6 commenti a Dietro il mito di Ipazia: cosa non dice Silvia Ronchey

  • LambertoXVI ha detto:

    E’ un po’ che mi chiedevo infatti perché Socrate Scolastico non fosse mai citato dai revisionisti della storia, quando è la fonte più vicina ai fatti. Si parla solo di Damascio o addirittura di Giovanni di Nikiu che vissero parecchio tempo dopo. Tra l’altro Socrate non era nemmeno filo-cirilliano quindi è anche una fonte più che attendibile. Chissà se Silvia Ronchey vorrà intervenire come è itnervenuto l’altro giorno Cicero Moraes (quello della Sindone creata con una scultura!)

  • Paolo ha detto:

    Ottimo articolo con puntualità approfondimenti di alto livello storico.

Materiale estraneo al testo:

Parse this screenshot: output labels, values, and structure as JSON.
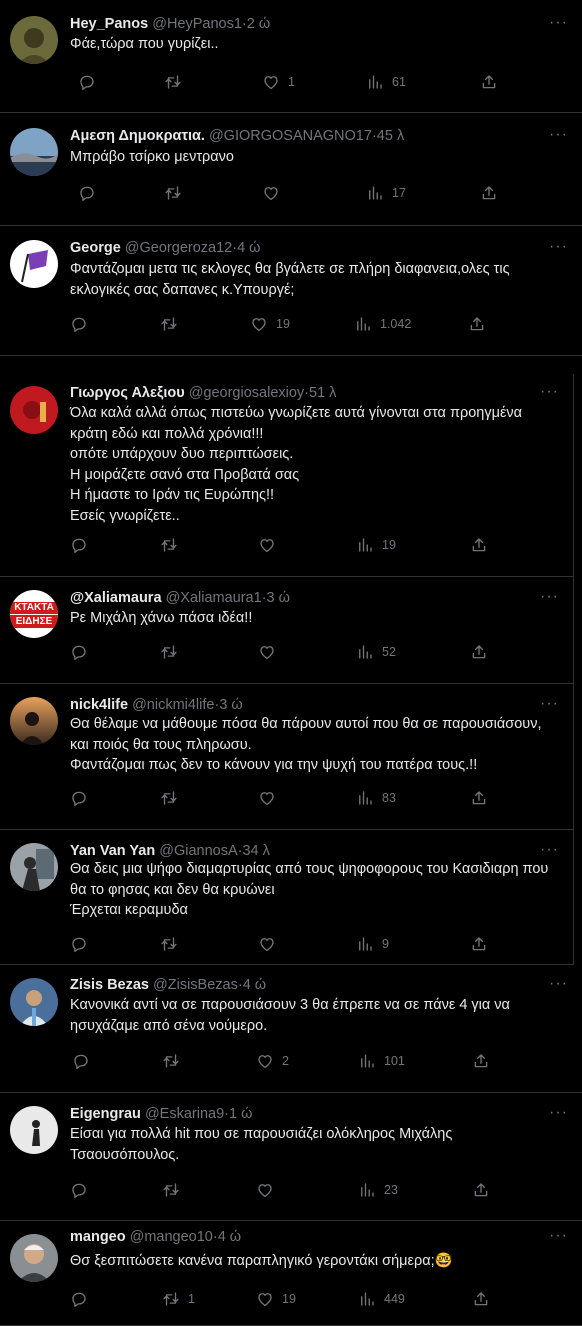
{
  "tweets": [
    {
      "name": "Hey_Panos",
      "handle": "@HeyPanos1",
      "time": "2 ώ",
      "lines": [
        "Φάε,τώρα που γυρίζει.."
      ],
      "replies": "",
      "retweets": "",
      "likes": "1",
      "views": "61"
    },
    {
      "name": "Αμεση Δημοκρατια.",
      "handle": "@GIORGOSANAGNO17",
      "time": "45 λ",
      "lines": [
        "Μπράβο τσίρκο μεντρανο"
      ],
      "replies": "",
      "retweets": "",
      "likes": "",
      "views": "17"
    },
    {
      "name": "George",
      "handle": "@Georgeroza12",
      "time": "4 ώ",
      "lines": [
        "Φαντάζομαι μετα τις εκλογες θα βγάλετε σε πλήρη διαφανεια,ολες τις",
        "εκλογικές σας δαπανες κ.Υπουργέ;"
      ],
      "replies": "",
      "retweets": "",
      "likes": "19",
      "views": "1.042"
    },
    {
      "name": "Γιωργος Αλεξιου",
      "handle": "@georgiosalexioy",
      "time": "51 λ",
      "lines": [
        "Όλα καλά αλλά όπως πιστεύω γνωρίζετε αυτά γίνονται στα προηγμένα",
        "κράτη εδώ και πολλά χρόνια!!!",
        "οπότε υπάρχουν δυο περιπτώσεις.",
        "Η μοιράζετε σανό στα Προβατά σας",
        "Η ήμαστε το Ιράν τις Ευρώπης!!",
        "Εσείς γνωρίζετε.."
      ],
      "replies": "",
      "retweets": "",
      "likes": "",
      "views": "19"
    },
    {
      "name": "@Xaliamaura",
      "handle": "@Xaliamaura1",
      "time": "3 ώ",
      "lines": [
        "Ρε Μιχάλη χάνω πάσα ιδέα!!"
      ],
      "replies": "",
      "retweets": "",
      "likes": "",
      "views": "52",
      "avatar_text": [
        "ΚΤΑΚΤΑ",
        "ΕΙΔΗΣΕ"
      ]
    },
    {
      "name": "nick4life",
      "handle": "@nickmi4life",
      "time": "3 ώ",
      "lines": [
        "Θα θέλαμε να μάθουμε πόσα θα πάρουν αυτοί που θα σε παρουσιάσουν,",
        "και ποιός θα τους πληρωσυ.",
        "Φαντάζομαι πως δεν το κάνουν για την ψυχή του πατέρα τους.!!"
      ],
      "replies": "",
      "retweets": "",
      "likes": "",
      "views": "83"
    },
    {
      "name": "Yan Van Yan",
      "handle": "@GiannosA",
      "time": "34 λ",
      "lines": [
        "Θα δεις μια ψήφο διαμαρτυρίας από τους ψηφοφορους του Κασιδιαρη που",
        "θα το φησας και δεν θα κρυώνει",
        "Έρχεται κεραμυδα"
      ],
      "replies": "",
      "retweets": "",
      "likes": "",
      "views": "9"
    },
    {
      "name": "Zisis Bezas",
      "handle": "@ZisisBezas",
      "time": "4 ώ",
      "lines": [
        "Κανονικά αντί να σε παρουσιάσουν 3 θα έπρεπε να σε πάνε 4 για να",
        "ησυχάζαμε από σένα νούμερο."
      ],
      "replies": "",
      "retweets": "",
      "likes": "2",
      "views": "101"
    },
    {
      "name": "Eigengrau",
      "handle": "@Eskarina9",
      "time": "1 ώ",
      "lines": [
        "Είσαι για πολλά hit που σε παρουσιάζει ολόκληρος Μιχάλης",
        "Τσαουσόπουλος."
      ],
      "replies": "",
      "retweets": "",
      "likes": "",
      "views": "23"
    },
    {
      "name": "mangeo",
      "handle": "@mangeo10",
      "time": "4 ώ",
      "lines": [
        "Θσ ξεσπιτώσετε κανένα παραπληγικό γεροντάκι σήμερα;🤓"
      ],
      "replies": "",
      "retweets": "1",
      "likes": "19",
      "views": "449"
    }
  ],
  "ui": {
    "separator": "·",
    "more": "···"
  },
  "icons": [
    "reply-icon",
    "retweet-icon",
    "like-icon",
    "views-icon",
    "share-icon"
  ]
}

  • Roberto DiSostanza ha detto:

    Ipazia era una scienziata e fu uccisa dai cristiani, dov’è l’errore? Perché si dovrebbe parlare delle “vergini cristiane” quando si sta parlando di un altro argomento?

    • Otto ha risposto a Roberto DiSostanza:

      Ipazia era una scienziata

      Racconta, racconta che mi interessa. Dimmi tutto quello che sai e citami le fonti storiche

  • Roberto DiSostanza ha detto:

    Mi sembra abbastanza per dimostrare la violenza e l’ignoranza dei cristiani:

    In quei giorni apparve in Alessandria un filosofo femmina, una pagana chiamata Ipazia, che si dedicò completamente alla magia, agli astrolabi e agli strumenti di musica e che ingannò molte persone con stratagemmi satanici.
    Il governatore della città l’onorò esageratamente perché lei l’aveva sedotto con le sue arti magiche

    Tratto della Cronaca di Giovanni di Nikiu, un vescovo cristiano attivo ad Alessandria nel VII secolo, dove si ritiene che l’omicidio di Ipazia fosse stato un grande merito del vescovo Cirillo.

    • Otto ha risposto a Roberto DiSostanza:

      Tratto della Cronaca di Giovanni di Nikiu

      Ma guarda un po’, sei andato a pescare una fonte che scrive 280 anni dopo la morte di Ipazia.

      Domanda facile facile: come mai non hai preferito la fonte di Socrate Scolastico, che scrisse 25 anni dopo la morte di Ipazia? Sai perché? Perché Socrate Scolastico è l’unica fonte coeva ai fatti e riporta le cose come stanno: Ipazia fu uccisa da una folla di fanatici per questioni politiche, non religiose.